Mi rannicchio dietro la mia bicicletta, sperando che mi protegga da un agitato gregge di pecore che si lancia dal ripido pendio della montagna soprastante. fruscio. tonfo. Sopra la pista e la mia testa saltano, sfrecciando verso il torrente sottostante. La mia mente va a casa e alla netta possibilità che mio marito risponda alla porta della polizia. "Siamo spiacenti di informarti che tua moglie è stata uccisa da un gregge di pecore impazzite."

Le pecore predoni sono, tuttavia, l'ultima delle nostre preoccupazioni. Il nostro gruppo ha tra le mani un problema ben più serio:oggi per la terza volta abbiamo smarrito la strada, e ho bisogno di raggiungere la valle successiva per incontrare i nostri cavalieri di supporto, che hanno tutto il nostro kit da campeggio, cibo e attrezzature. A peggiorare le cose, il tramonto si sta avvicinando rapidamente.

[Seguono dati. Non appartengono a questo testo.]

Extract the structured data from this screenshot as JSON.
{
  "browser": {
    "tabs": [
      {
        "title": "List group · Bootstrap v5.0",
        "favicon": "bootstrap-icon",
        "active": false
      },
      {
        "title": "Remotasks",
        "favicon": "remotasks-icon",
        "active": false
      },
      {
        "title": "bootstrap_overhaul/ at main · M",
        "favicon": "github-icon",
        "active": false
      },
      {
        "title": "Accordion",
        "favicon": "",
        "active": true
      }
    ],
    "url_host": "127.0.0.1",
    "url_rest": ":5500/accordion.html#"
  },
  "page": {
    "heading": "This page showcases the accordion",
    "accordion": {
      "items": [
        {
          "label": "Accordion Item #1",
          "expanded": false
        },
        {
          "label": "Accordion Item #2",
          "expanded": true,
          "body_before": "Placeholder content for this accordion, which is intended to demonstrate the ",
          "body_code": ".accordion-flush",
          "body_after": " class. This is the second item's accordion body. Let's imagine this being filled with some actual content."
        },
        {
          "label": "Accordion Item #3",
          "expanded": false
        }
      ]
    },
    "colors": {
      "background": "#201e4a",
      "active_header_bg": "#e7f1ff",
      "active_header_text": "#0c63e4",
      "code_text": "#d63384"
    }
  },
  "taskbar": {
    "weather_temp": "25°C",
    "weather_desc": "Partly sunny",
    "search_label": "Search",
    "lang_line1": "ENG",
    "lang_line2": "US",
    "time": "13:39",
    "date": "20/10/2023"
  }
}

È solo l'ultima sfida di questa pionieristica spedizione in mountain bike di dieci giorni attraverso le catene montuose di Talas in Kirghizistan. Se il nostro gruppo di sette riesce a completarlo, avremo percorso 140 miglia lungo antichi sentieri nomadi, salendo ad altitudini superiori ai 4000 m, oltre dieci passi di montagna.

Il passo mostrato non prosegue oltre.